Теперь моим соседом оказался веселый украинец с усами. Он часто обращался ко мне, но кроме слова «хлопчик» я не понимал почти ничего. Его это не смущало, и он любил поговорить со мной. Он быстро выписался.

Прошел месяц. Я чувствовал себя окрепшим и почти здоровым. Расцветала весна – таял снег, бурлили весенние потоки. Снова под ногами ревели колеса, проносились мимо села, деревни, весенние леса и дышащие влагой черные пашни. Здесь не было войны. Дома в деревнях не разрушены, воронок от бомб нет. Здесь глубокий тыл. Далеко за спиной осталась война.

Гребло

Когда я смотрю на картину Рылова «Зеленый шум», в памяти встает затерянная между небом и землей, в дремучих новгородских лесах, маленькая деревня Гребло – с шумом листвы, щебетом птиц и бесконечностью огромного, как море, озера.

Какая хрупкая, нежная прелесть в северной русской природе! Какой тихой, невыразимой музыки полны всплески лесных озер, шуршание камыша, молчание белых камней… Чахлые нивы, шумящие на ветру березы и осины… Приложи ухо к земле, и она взволнованно расскажет о былинных вековых тайнах, сокрытых в ней, поведает о прошедших поколениях людей, спящих в земле под весенней буйной травой, под белоствольными березами, горящими на ветру зеленым огнем.

Как поют птицы в северных новгородских лесах!
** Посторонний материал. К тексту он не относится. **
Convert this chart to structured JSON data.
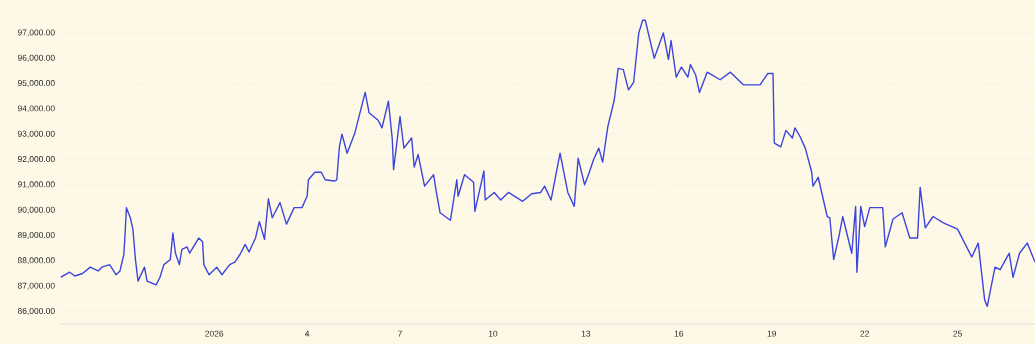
{
  "chart_data": {
    "type": "line",
    "color": "#3b45dc",
    "x": [
      "2025-12-27T01:00",
      "2025-12-27T08:00",
      "2025-12-27T12:00",
      "2025-12-27T18:00",
      "2025-12-28T00:00",
      "2025-12-28T06:00",
      "2025-12-28T09:00",
      "2025-12-28T15:00",
      "2025-12-28T20:00",
      "2025-12-28T23:00",
      "2025-12-29T02:00",
      "2025-12-29T03:00",
      "2025-12-29T04:00",
      "2025-12-29T07:00",
      "2025-12-29T09:00",
      "2025-12-29T11:00",
      "2025-12-29T13:00",
      "2025-12-29T18:00",
      "2025-12-29T20:00",
      "2025-12-30T03:00",
      "2025-12-30T06:00",
      "2025-12-30T09:00",
      "2025-12-30T14:00",
      "2025-12-30T16:00",
      "2025-12-30T18:00",
      "2025-12-30T21:00",
      "2025-12-30T23:00",
      "2025-12-31T03:00",
      "2025-12-31T05:00",
      "2025-12-31T12:00",
      "2025-12-31T15:00",
      "2025-12-31T16:00",
      "2025-12-31T20:00",
      "2026-01-01T02:00",
      "2026-01-01T06:00",
      "2026-01-01T12:00",
      "2026-01-01T16:00",
      "2026-01-01T20:00",
      "2026-01-02T00:00",
      "2026-01-02T03:00",
      "2026-01-02T08:00",
      "2026-01-02T11:00",
      "2026-01-02T15:00",
      "2026-01-02T18:00",
      "2026-01-02T21:00",
      "2026-01-03T03:00",
      "2026-01-03T08:00",
      "2026-01-03T14:00",
      "2026-01-03T20:00",
      "2026-01-04T00:00",
      "2026-01-04T01:00",
      "2026-01-04T06:00",
      "2026-01-04T11:00",
      "2026-01-04T14:00",
      "2026-01-04T21:00",
      "2026-01-04T23:00",
      "2026-01-05T01:00",
      "2026-01-05T03:00",
      "2026-01-05T07:00",
      "2026-01-05T13:00",
      "2026-01-05T17:00",
      "2026-01-05T21:00",
      "2026-01-06T00:00",
      "2026-01-06T07:00",
      "2026-01-06T10:00",
      "2026-01-06T15:00",
      "2026-01-06T18:00",
      "2026-01-06T19:00",
      "2026-01-07T00:00",
      "2026-01-07T03:00",
      "2026-01-07T09:00",
      "2026-01-07T11:00",
      "2026-01-07T14:00",
      "2026-01-07T19:00",
      "2026-01-08T02:00",
      "2026-01-08T04:00",
      "2026-01-08T07:00",
      "2026-01-08T15:00",
      "2026-01-08T20:00",
      "2026-01-08T21:00",
      "2026-01-09T02:00",
      "2026-01-09T09:00",
      "2026-01-09T10:00",
      "2026-01-09T17:00",
      "2026-01-09T18:00",
      "2026-01-10T01:00",
      "2026-01-10T06:00",
      "2026-01-10T12:00",
      "2026-01-10T23:00",
      "2026-01-11T06:00",
      "2026-01-11T13:00",
      "2026-01-11T16:00",
      "2026-01-11T21:00",
      "2026-01-12T04:00",
      "2026-01-12T10:00",
      "2026-01-12T15:00",
      "2026-01-12T18:00",
      "2026-01-12T23:00",
      "2026-01-13T02:00",
      "2026-01-13T06:00",
      "2026-01-13T10:00",
      "2026-01-13T13:00",
      "2026-01-13T17:00",
      "2026-01-13T22:00",
      "2026-01-14T01:00",
      "2026-01-14T05:00",
      "2026-01-14T09:00",
      "2026-01-14T13:00",
      "2026-01-14T17:00",
      "2026-01-14T20:00",
      "2026-01-14T22:00",
      "2026-01-15T05:00",
      "2026-01-15T12:00",
      "2026-01-15T16:00",
      "2026-01-15T18:00",
      "2026-01-15T22:00",
      "2026-01-16T02:00",
      "2026-01-16T07:00",
      "2026-01-16T09:00",
      "2026-01-16T13:00",
      "2026-01-16T16:00",
      "2026-01-16T22:00",
      "2026-01-17T08:00",
      "2026-01-17T16:00",
      "2026-01-18T02:00",
      "2026-01-18T15:00",
      "2026-01-18T21:00",
      "2026-01-19T01:00",
      "2026-01-19T02:00",
      "2026-01-19T07:00",
      "2026-01-19T11:00",
      "2026-01-19T16:00",
      "2026-01-19T18:00",
      "2026-01-19T22:00",
      "2026-01-20T02:00",
      "2026-01-20T07:00",
      "2026-01-20T08:00",
      "2026-01-20T12:00",
      "2026-01-20T19:00",
      "2026-01-20T21:00",
      "2026-01-21T00:00",
      "2026-01-21T04:00",
      "2026-01-21T07:00",
      "2026-01-21T14:00",
      "2026-01-21T17:00",
      "2026-01-21T18:00",
      "2026-01-21T21:00",
      "2026-01-22T00:00",
      "2026-01-22T04:00",
      "2026-01-22T14:00",
      "2026-01-22T16:00",
      "2026-01-22T22:00",
      "2026-01-23T05:00",
      "2026-01-23T11:00",
      "2026-01-23T17:00",
      "2026-01-23T19:00",
      "2026-01-23T23:00",
      "2026-01-24T05:00",
      "2026-01-24T13:00",
      "2026-01-25T00:00",
      "2026-01-25T11:00",
      "2026-01-25T16:00",
      "2026-01-25T21:00",
      "2026-01-25T23:00",
      "2026-01-26T05:00",
      "2026-01-26T09:00",
      "2026-01-26T16:00",
      "2026-01-26T19:00",
      "2026-01-27T00:00",
      "2026-01-27T06:00",
      "2026-01-27T12:00"
    ],
    "values": [
      87350,
      87550,
      87400,
      87500,
      87750,
      87600,
      87750,
      87850,
      87450,
      87600,
      88250,
      89100,
      90100,
      89700,
      89250,
      88050,
      87200,
      87750,
      87200,
      87050,
      87350,
      87850,
      88050,
      89100,
      88300,
      87850,
      88450,
      88550,
      88300,
      88900,
      88750,
      87850,
      87450,
      87750,
      87450,
      87850,
      87950,
      88250,
      88650,
      88350,
      88900,
      89550,
      88850,
      90450,
      89700,
      90300,
      89450,
      90100,
      90100,
      90550,
      91200,
      91500,
      91500,
      91200,
      91150,
      91200,
      92500,
      93000,
      92250,
      93050,
      93850,
      94650,
      93850,
      93550,
      93250,
      94300,
      92800,
      91600,
      93700,
      92450,
      92850,
      91700,
      92200,
      90950,
      91400,
      90750,
      89900,
      89600,
      91200,
      90550,
      91400,
      91100,
      89950,
      91550,
      90400,
      90700,
      90400,
      90700,
      90350,
      90650,
      90700,
      90950,
      90400,
      92250,
      90700,
      90150,
      92050,
      91000,
      91400,
      92000,
      92450,
      91900,
      93300,
      94350,
      95600,
      95550,
      94750,
      95050,
      97000,
      97500,
      97500,
      96000,
      97000,
      95950,
      96700,
      95250,
      95650,
      95250,
      95750,
      95350,
      94650,
      95450,
      95150,
      95450,
      94950,
      94950,
      95400,
      95400,
      92650,
      92500,
      93150,
      92850,
      93250,
      92900,
      92450,
      91500,
      90950,
      91300,
      89750,
      89700,
      88050,
      88950,
      89750,
      88300,
      90150,
      87550,
      90150,
      89350,
      90100,
      90100,
      88550,
      89650,
      89900,
      88900,
      88900,
      90900,
      89300,
      89750,
      89500,
      89250,
      88150,
      88700,
      86450,
      86200,
      87750,
      87650,
      88300,
      87350,
      88300,
      88700,
      87950
    ],
    "xlim": [
      "2025-12-27T01:00",
      "2026-01-27T12:00"
    ],
    "xticks": [
      {
        "value": "2026-01-01",
        "label": "2026"
      },
      {
        "value": "2026-01-04",
        "label": "4"
      },
      {
        "value": "2026-01-07",
        "label": "7"
      },
      {
        "value": "2026-01-10",
        "label": "10"
      },
      {
        "value": "2026-01-13",
        "label": "13"
      },
      {
        "value": "2026-01-16",
        "label": "16"
      },
      {
        "value": "2026-01-19",
        "label": "19"
      },
      {
        "value": "2026-01-22",
        "label": "22"
      },
      {
        "value": "2026-01-25",
        "label": "25"
      }
    ],
    "ylim": [
      85500,
      98300
    ],
    "yticks": [
      {
        "value": 86000,
        "label": "86,000.00"
      },
      {
        "value": 87000,
        "label": "87,000.00"
      },
      {
        "value": 88000,
        "label": "88,000.00"
      },
      {
        "value": 89000,
        "label": "89,000.00"
      },
      {
        "value": 90000,
        "label": "90,000.00"
      },
      {
        "value": 91000,
        "label": "91,000.00"
      },
      {
        "value": 92000,
        "label": "92,000.00"
      },
      {
        "value": 93000,
        "label": "93,000.00"
      },
      {
        "value": 94000,
        "label": "94,000.00"
      },
      {
        "value": 95000,
        "label": "95,000.00"
      },
      {
        "value": 96000,
        "label": "96,000.00"
      },
      {
        "value": 97000,
        "label": "97,000.00"
      }
    ],
    "grid": "y"
  }
}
Как бесконечен зеленый бор с темными, заколдованными озерами. Кажется, здесь и сидела бедная Аленушка, всеми забытая, со своими думами, грустными и тихими. Как набат, шумят далекие вершины столетних сосен, на зелени мягкого мха мерцают ягоды.

В бору всегда тихо и торжественно. Тихо было и тогда, когда я после мучительных месяцев, казавшихся мне долгими годами, вступил, как в храм, в сень весеннего бора. Будто вернулся в довоенное детство, только не было со мной моей мамы, которая почему-то все не едет ко мне! Тишина – первое, что поражало. Тишина и пустынность небес. Новый мир обступил меня, успокаивая и открывая свои вечные красоты. Все как до войны, только почти не видно мужчин. Они на фронте.

* * *

В деревне Гребло до войны снимал дачу дядя Миша и его жена Ксения Евгеньевна. Жена дяди недолюбливала семью Флугов, но не могла протестовать против глубокого чувства ее мужа к племяннику, единственному наследнику Глазуновых по мужской линии.

Прямо к дороге подходит вот-вот зазеленеющий таинственный лес. «Какая глухомань», – задумчиво произносит бабушка.

По пути в Гребло мы проехали Кончанское – селение светлейшего князя Суворова-Рымникского, где опальный полководец вместе с крестьянами пел на клиросе сельского храма. Сердце мое забилось.

Я вспомнил довоенный фильм о Суворове и сцену, когда запорошенный снегом курьер из Петербурга вручил ему приказ Павла I о назначении его командующим русской армией, готовящейся сразиться с Наполеоном. Известны слова Суворова о непобедимом в те годы гордом корсиканце: «Широко шагает мальчик. Не пора ли его унять?»

Из затерянной в новгородских лесах деревни Кончанское Суворов отправился на войну, свершив в этой последней в своей жизни военной кампании легендарный переход через Альпы.

И вот, наконец, оставив позади Боровичи (основанные, по преданию, княгиней Ольгой), Мошенское, Кобожу, мы подъехали к огромной глади озера Великого, на берегу которого, словно прижатые к земле огромным небом и словно высыпанные из божьей ладони, разбежались в беспорядке около десятка замшелых серебряных от северных дождей изб – деревня Гребло, где мне довелось прожить два года.